This is why you won't unfriend that annoying person on Facebook 6 years ago

This is why you won't unfriend that annoying person on Facebook

We all have those people in our Facebook circles - the ones who clog your newsfeed with inspirational quotes, angry rants, and smug bragging, not to mention those who just try to pick fights with everyone (take the hint mum).

But, for the sake of diplomacy, most of us will just hide these people from our feeds, or "unfollow" them - rather than simply cut that person out of our digital lives with the more confrontational "unfriend" click.



Well, researchers at Nottingham Trent University have been studying the topic, and believe they have pinpointed why we don't delete irritating or problematic acquaintances online.

The study says that people tolerate online "troublemakers" because those people tend to be socially well-connected. On top of that, most people will keep them as Facebook friends because they are worried about the real world consequences of "unfriending".

Researchers looked at 5,113 contacts from 52 Facebook users, aged between 13 - 45, and generated random samples of 100 of these types of friends. They then invited subjects to rate the friends in terms of online disagreement, relational closeness, and frequency of communication.

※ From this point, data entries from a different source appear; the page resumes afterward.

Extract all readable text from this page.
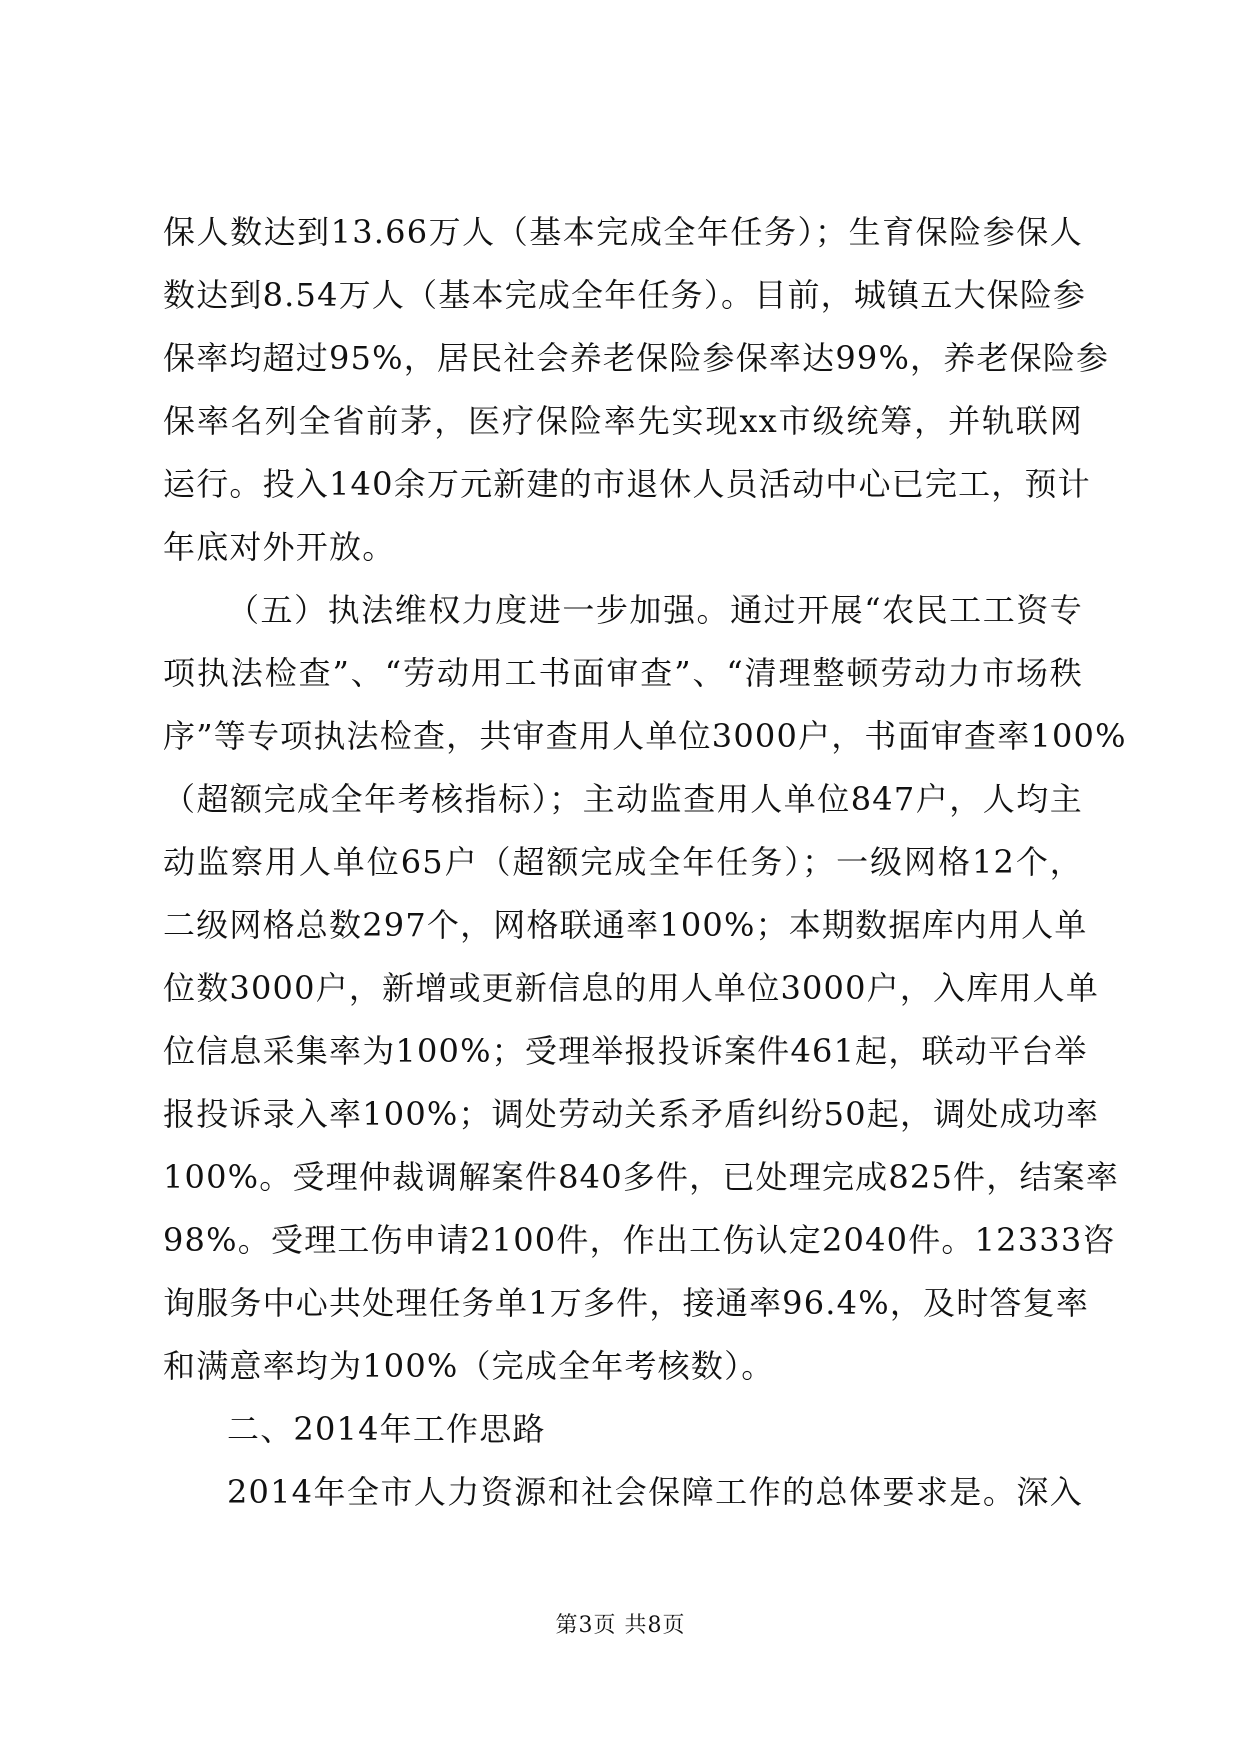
保人数达到13.66万人（基本完成全年任务）；生育保险参保人
数达到8.54万人（基本完成全年任务）。目前，城镇五大保险参
保率均超过95%，居民社会养老保险参保率达99%，养老保险参
保率名列全省前茅，医疗保险率先实现xx市级统筹，并轨联网
运行。投入140余万元新建的市退休人员活动中心已完工，预计
年底对外开放。
（五）执法维权力度进一步加强。通过开展“农民工工资专
项执法检查”、“劳动用工书面审查”、“清理整顿劳动力市场秩
序”等专项执法检查，共审查用人单位3000户，书面审查率100%
（超额完成全年考核指标）；主动监查用人单位847户，人均主
动监察用人单位65户（超额完成全年任务）；一级网格12个，
二级网格总数297个，网格联通率100%；本期数据库内用人单
位数3000户，新增或更新信息的用人单位3000户，入库用人单
位信息采集率为100%；受理举报投诉案件461起，联动平台举
报投诉录入率100%；调处劳动关系矛盾纠纷50起，调处成功率
100%。受理仲裁调解案件840多件，已处理完成825件，结案率
98%。受理工伤申请2100件，作出工伤认定2040件。12333咨
询服务中心共处理任务单1万多件，接通率96.4%，及时答复率
和满意率均为100%（完成全年考核数）。
二、2014年工作思路
2014年全市人力资源和社会保障工作的总体要求是。深入
第3页 共8页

Nottingham Trent social sciences PhD student Sarah Buglass, lead author on the study, broke down the results to the Nottingham Post.

She said:


"Facebook users appear to be harbouring known online troublemakers on their Facebook networks. While some were not averse to reporting the online indiscretions of others to the service provider, many more choose to merely ignore them.

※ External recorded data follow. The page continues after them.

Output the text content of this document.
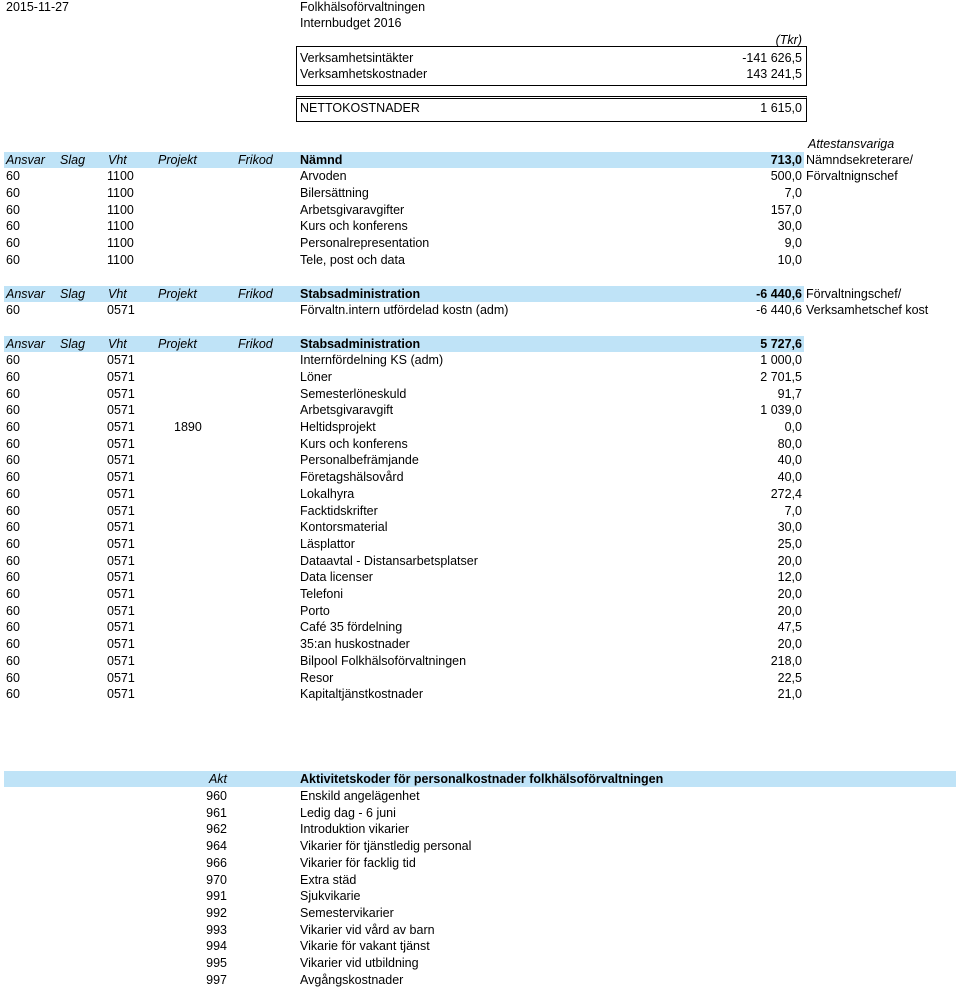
2015-11-27	Folkhälsoförvaltningen
Internbudget 2016
(Tkr)
Verksamhetsintäkter	-141 626,5
Verksamhetskostnader	143 241,5
NETTOKOSTNADER	1 615,0
Attestansvariga
Ansvar Slag Vht Projekt	Frikod Nämnd	713,0 Nämndsekreterare/
60	1100	Arvoden	500,0 Förvaltnignschef
60	1100	Bilersättning	7,0
60	1100	Arbetsgivaravgifter	157,0
60	1100	Kurs och konferens	30,0
60	1100	Personalrepresentation	9,0
60	1100	Tele, post och data	10,0
Ansvar Slag Vht Projekt	Frikod Stabsadministration	-6 440,6 Förvaltningschef/
60	0571	Förvaltn.intern utfördelad kostn (adm)	-6 440,6 Verksamhetschef kost
Ansvar Slag Vht Projekt	Frikod Stabsadministration	5 727,6
60	0571	Internfördelning KS (adm)	1 000,0
60	0571	Löner	2 701,5
60	0571	Semesterlöneskuld	91,7
60	0571	Arbetsgivaravgift	1 039,0
60	0571	1890	Heltidsprojekt	0,0
60	0571	Kurs och konferens	80,0
60	0571	Personalbefrämjande	40,0
60	0571	Företagshälsovård	40,0
60	0571	Lokalhyra	272,4
60	0571	Facktidskrifter	7,0
60	0571	Kontorsmaterial	30,0
60	0571	Läsplattor	25,0
60	0571	Dataavtal - Distansarbetsplatser	20,0
60	0571	Data licenser	12,0
60	0571	Telefoni	20,0
60	0571	Porto	20,0
60	0571	Café 35 fördelning	47,5
60	0571	35:an huskostnader	20,0
60	0571	Bilpool Folkhälsoförvaltningen	218,0
60	0571	Resor	22,5
60	0571	Kapitaltjänstkostnader	21,0
Akt	Aktivitetskoder för personalkostnader folkhälsoförvaltningen
960	Enskild angelägenhet
961	Ledig dag - 6 juni
962	Introduktion vikarier
964	Vikarier för tjänstledig personal
966	Vikarier för facklig tid
970	Extra städ
991	Sjukvikarie
992	Semestervikarier
993	Vikarier vid vård av barn
994	Vikarie för vakant tjänst
995	Vikarier vid utbildning
997	Avgångskostnader
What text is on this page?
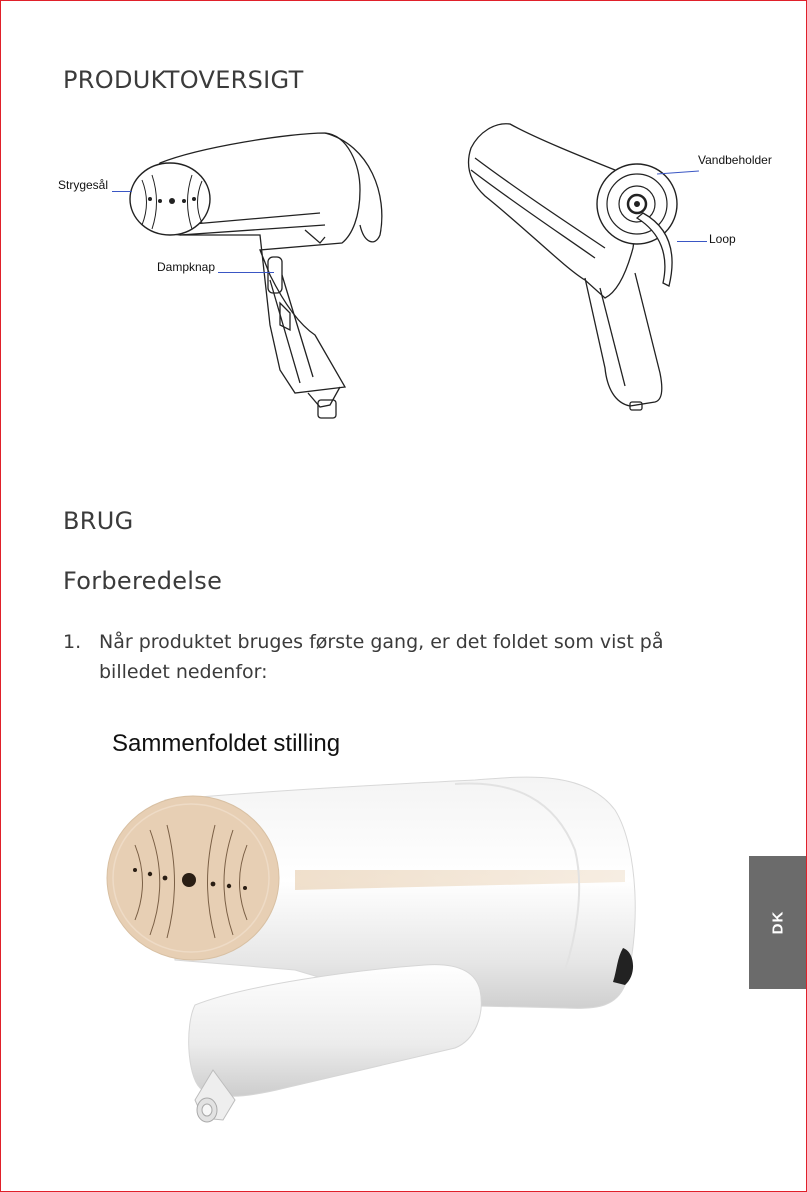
PRODUKTOVERSIGT
Strygesål
Dampknap
Vandbeholder
Loop
BRUG
Forberedelse
1. Når produktet bruges første gang, er det foldet som vist på billedet nedenfor:
Sammenfoldet stilling
DK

"It appears that they don't want to communicate with the troublemakers online for risk of damaging their own reputation, but at the same time they don't appear to want to unfriend them either."

Sarah added:


"The social repercussions of unfriending someone reach far beyond the boundaries of the online network. People don't want to risk causing offline tension with their friends, family members or colleagues by disconnecting them from their online lives.

"Remaining online friends with troublemakers appears to be a social necessity for some."

The Nottingham study also found that online spats tend to be more frequent among 19 - 21-year-olds.